Patients could better know with greater confidence if their surgical teams, or maternity wards are safe.

And the action the government now requires, as it seeks to address the big problems, could be underpinned by evidence.

Informing reforms, moving to prevention, targeting community investment

Prevention has long sat on the policy agenda of successive governments. Now could be an opportunity to make it reality. But this will only work if we understand the detail behind changing problems, and behind the prescribed responses.

The additional 14,000 A&E deaths each year, outlined in evidence submitted to Lord Darzi's review, is shocking. But might we now ask for every non-traumatic emergency admission in the NHS - why did this happen? And how can we plot trajectories for each patient to prevent this ever occurring - so that they have support needed in the community to manage their wellbeing, their condition, or perhaps their prehabilitation as they await surgery?
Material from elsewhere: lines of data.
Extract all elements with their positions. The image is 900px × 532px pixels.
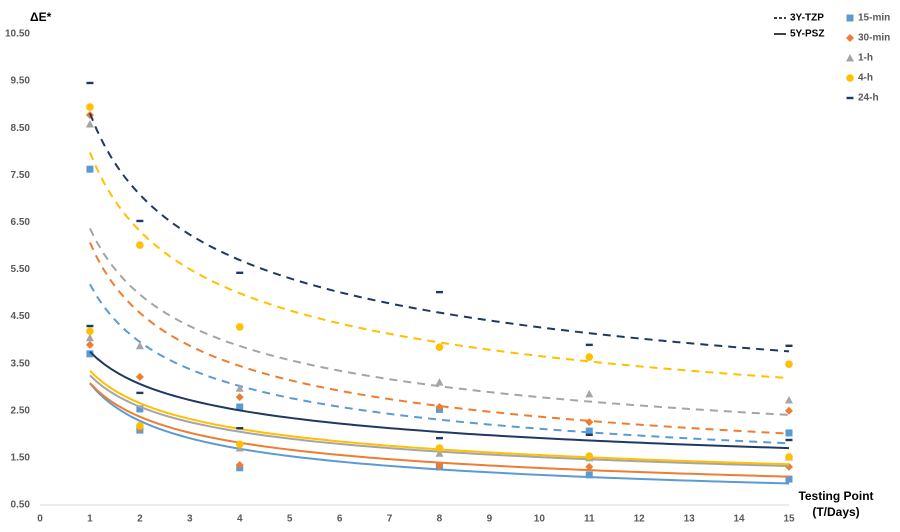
legend-label: 5Y-PSZ — [790, 29, 824, 40]
legend-label: 1-h — [858, 53, 873, 64]
legend-label: 3Y-TZP — [790, 13, 824, 24]
point — [585, 427, 593, 435]
x-tick-label: 4 — [237, 514, 243, 525]
y-tick-label: 5.50 — [11, 264, 31, 275]
point — [585, 452, 594, 460]
x-tick-label: 0 — [37, 514, 43, 525]
point — [585, 462, 594, 471]
trendline — [89, 228, 790, 416]
point — [136, 405, 144, 413]
trendline — [89, 350, 790, 450]
x-tick-label: 11 — [584, 514, 595, 525]
y-tick-label: 9.50 — [11, 76, 31, 87]
point — [785, 429, 793, 437]
trendline — [89, 152, 790, 380]
point — [435, 343, 444, 352]
y-tick-label: 6.50 — [11, 217, 31, 228]
x-tick-label: 3 — [187, 514, 193, 525]
point — [785, 475, 793, 483]
trendline — [89, 283, 790, 445]
point — [785, 406, 793, 415]
point — [585, 343, 593, 347]
legend-marker — [846, 74, 854, 82]
legend-marker — [846, 54, 854, 62]
point — [236, 427, 244, 430]
x-tick-label: 10 — [534, 514, 546, 525]
point — [785, 395, 793, 404]
legend-label: 30-min — [858, 33, 890, 44]
point — [136, 391, 144, 395]
x-tick-label: 15 — [783, 514, 795, 525]
point — [585, 433, 593, 437]
point — [435, 436, 443, 440]
x-tick-label: 14 — [734, 514, 746, 525]
x-tick-label: 1 — [87, 514, 93, 525]
point — [435, 444, 444, 452]
x-tick-label: 13 — [684, 514, 696, 525]
point — [435, 403, 444, 412]
point — [235, 460, 244, 469]
point — [785, 344, 793, 348]
point — [235, 323, 244, 331]
legend-label: 24-h — [858, 93, 879, 104]
point — [585, 418, 594, 427]
point — [585, 389, 594, 398]
point — [235, 384, 244, 392]
x-tick-label: 6 — [337, 514, 343, 525]
point — [86, 324, 94, 328]
point — [785, 453, 793, 461]
y-tick-label: 2.50 — [11, 405, 31, 416]
point — [585, 471, 593, 479]
legend-marker — [846, 14, 854, 22]
point — [135, 372, 144, 381]
point — [235, 393, 244, 402]
x-tick-label: 2 — [137, 514, 143, 525]
point — [86, 165, 94, 173]
point — [585, 353, 594, 361]
point — [785, 360, 793, 368]
point — [235, 440, 244, 449]
legend-label: 4-h — [858, 73, 873, 84]
point — [85, 340, 94, 349]
point — [85, 119, 94, 128]
y-tick-label: 10.50 — [5, 29, 30, 40]
y-tick-label: 7.50 — [11, 170, 31, 181]
point — [435, 461, 444, 470]
legend-label: 15-min — [858, 13, 890, 24]
point — [135, 341, 144, 350]
y-tick-label: 1.50 — [11, 453, 31, 464]
point — [136, 219, 144, 223]
x-tick-label: 12 — [634, 514, 646, 525]
legend-marker — [846, 34, 854, 42]
point — [136, 241, 144, 249]
point — [86, 103, 94, 111]
point — [785, 438, 793, 442]
legend-marker — [846, 96, 854, 100]
point — [236, 403, 244, 411]
x-tick-label: 8 — [437, 514, 443, 525]
y-tick-label: 0.50 — [11, 500, 31, 511]
x-tick-label: 7 — [387, 514, 393, 525]
point — [86, 327, 94, 336]
x-axis-label: (T/Days) — [812, 505, 859, 519]
point — [136, 422, 144, 430]
x-tick-label: 9 — [487, 514, 493, 525]
y-tick-label: 3.50 — [11, 358, 31, 369]
point — [435, 290, 443, 294]
trendline — [89, 113, 790, 353]
x-axis-label: Testing Point — [798, 489, 873, 503]
point — [86, 81, 94, 85]
y-tick-label: 8.50 — [11, 123, 31, 134]
point — [435, 449, 444, 457]
point — [435, 378, 444, 386]
y-axis-label: ΔE* — [30, 10, 52, 24]
point — [236, 271, 244, 274]
point — [85, 333, 94, 342]
point — [86, 350, 94, 358]
y-tick-label: 4.50 — [11, 311, 31, 322]
x-tick-label: 5 — [287, 514, 293, 525]
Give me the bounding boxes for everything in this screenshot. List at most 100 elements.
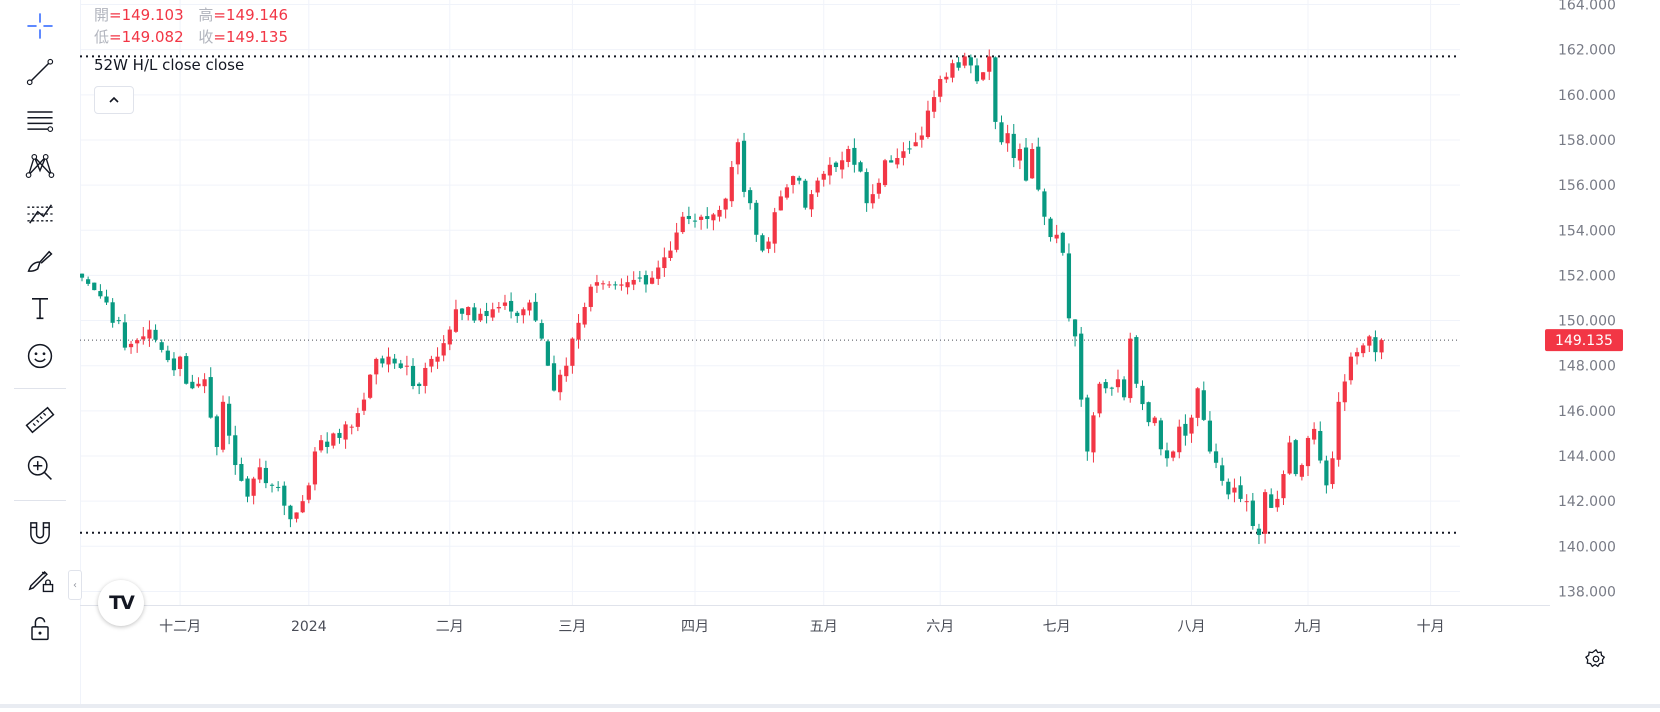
- low-label: 低: [94, 28, 110, 46]
- candle-body: [729, 167, 734, 202]
- indicator-legend[interactable]: 52W H/L close close: [94, 56, 245, 74]
- candle-body: [128, 343, 134, 348]
- candle-body: [1152, 417, 1157, 424]
- candle-body: [1128, 338, 1133, 399]
- y-tick-label: 148.000: [1558, 359, 1616, 375]
- unlock-icon[interactable]: [18, 608, 62, 648]
- candle-body: [656, 267, 661, 279]
- last-price-badge: [1545, 329, 1623, 352]
- candle-body: [92, 282, 97, 291]
- candle-body: [993, 57, 998, 122]
- candle-body: [202, 379, 207, 387]
- high-value: =149.146: [213, 6, 289, 24]
- candle-body: [999, 122, 1004, 143]
- candle-body: [1103, 382, 1108, 389]
- candle-body: [1115, 379, 1121, 388]
- candle-body: [558, 374, 563, 393]
- candle-body: [1097, 383, 1102, 414]
- candle-body: [533, 301, 538, 321]
- toolbar-collapse-handle[interactable]: ‹: [68, 570, 82, 600]
- candle-body: [1342, 381, 1347, 403]
- candle-body: [257, 467, 262, 480]
- candle-body: [282, 485, 287, 506]
- candle-body: [1030, 148, 1035, 179]
- candle-body: [784, 187, 790, 198]
- candle-body: [447, 329, 452, 345]
- candle-body: [962, 56, 967, 66]
- x-tick-label: 八月: [1178, 619, 1206, 635]
- candle-body: [374, 358, 379, 375]
- candle-body: [876, 182, 881, 194]
- candle-body: [190, 381, 195, 389]
- candle-body: [1281, 474, 1286, 499]
- candle-body: [1305, 437, 1311, 467]
- magnet-icon[interactable]: [18, 512, 62, 552]
- candle-body: [1054, 234, 1059, 239]
- candle-body: [502, 302, 508, 306]
- text-icon[interactable]: [18, 288, 62, 328]
- fib-retracement-icon[interactable]: [18, 100, 62, 140]
- ruler-icon[interactable]: [18, 400, 62, 440]
- candle-body: [441, 343, 446, 356]
- candle-body: [735, 142, 741, 165]
- candle-body: [429, 358, 434, 367]
- emoji-icon[interactable]: [18, 336, 62, 376]
- zoom-in-icon[interactable]: [18, 448, 62, 488]
- pattern-icon[interactable]: [18, 146, 62, 186]
- candle-body: [919, 135, 924, 140]
- x-tick-label: 五月: [810, 619, 838, 635]
- open-label: 開: [94, 6, 110, 24]
- candle-body: [337, 432, 342, 438]
- candle-body: [1238, 485, 1243, 499]
- candle-body: [1005, 133, 1010, 144]
- candle-body: [809, 194, 814, 210]
- candle-body: [901, 151, 906, 158]
- candle-body: [1275, 498, 1280, 508]
- candle-body: [882, 160, 888, 186]
- y-tick-label: 160.000: [1558, 88, 1616, 104]
- brush-icon[interactable]: [18, 242, 62, 282]
- candle-body: [1011, 133, 1016, 159]
- tradingview-logo-icon[interactable]: TV: [98, 580, 144, 626]
- y-tick-label: 144.000: [1558, 449, 1616, 465]
- close-value: =149.135: [213, 28, 289, 46]
- candle-body: [472, 307, 477, 321]
- x-tick-label: 2024: [291, 619, 327, 635]
- candle-body: [1299, 465, 1304, 477]
- candle-body: [931, 97, 937, 112]
- trend-line-icon[interactable]: [18, 52, 62, 92]
- candle-body: [803, 180, 808, 208]
- candle-body: [527, 302, 532, 311]
- candle-body: [171, 358, 177, 371]
- candle-body: [717, 209, 722, 217]
- candle-body: [1036, 146, 1041, 190]
- candle-body: [135, 340, 140, 344]
- candle-body: [386, 356, 391, 365]
- candle-body: [1250, 500, 1255, 526]
- candle-body: [938, 79, 943, 97]
- crosshair-icon[interactable]: [18, 6, 62, 46]
- candle-body: [564, 365, 569, 377]
- candle-body: [668, 250, 673, 259]
- candle-body: [895, 158, 900, 165]
- candle-body: [692, 220, 698, 222]
- candle-body: [269, 484, 275, 486]
- settings-gear-icon[interactable]: [1582, 645, 1610, 673]
- candle-body: [1122, 379, 1127, 398]
- candle-body: [1312, 428, 1317, 440]
- candle-body: [1293, 440, 1298, 475]
- candle-body: [956, 62, 961, 68]
- candle-body: [300, 501, 305, 513]
- price-chart[interactable]: 164.000 162.000 160.000 158.000 156.000 154.0…: [79, 0, 1660, 708]
- candle-body: [1361, 345, 1366, 354]
- candle-body: [790, 176, 796, 185]
- candle-body: [1042, 191, 1047, 217]
- lock-drawing-icon[interactable]: [18, 560, 62, 600]
- candle-body: [417, 383, 422, 387]
- candle-body: [1017, 148, 1022, 161]
- x-tick-label: 六月: [926, 619, 954, 635]
- legend-collapse-button[interactable]: [94, 86, 134, 114]
- prediction-icon[interactable]: [18, 194, 62, 234]
- chart-canvas[interactable]: 164.000 162.000 160.000 158.000 156.000 154.0…: [79, 0, 1660, 708]
- candle-body: [1164, 450, 1170, 459]
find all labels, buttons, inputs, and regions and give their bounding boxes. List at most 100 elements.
This could be part of a wider piece of intelligence, built on perpetual forensic transparency at every level, that could inform precisely where in the community money should be spent to prevent the need for hospital treatment. Rather than resources simply being allocated in greater numbers in the same settings in reaction to spiralling demand, systems might ask how they can use upstream analysis to reform or engineer services around the personalised needs of individual patients, and enhance the effectiveness of heath and care for everyone.

Lord Darzi's investigation raises many questions. But as the NHS reforms - it has been given license to learn like never before.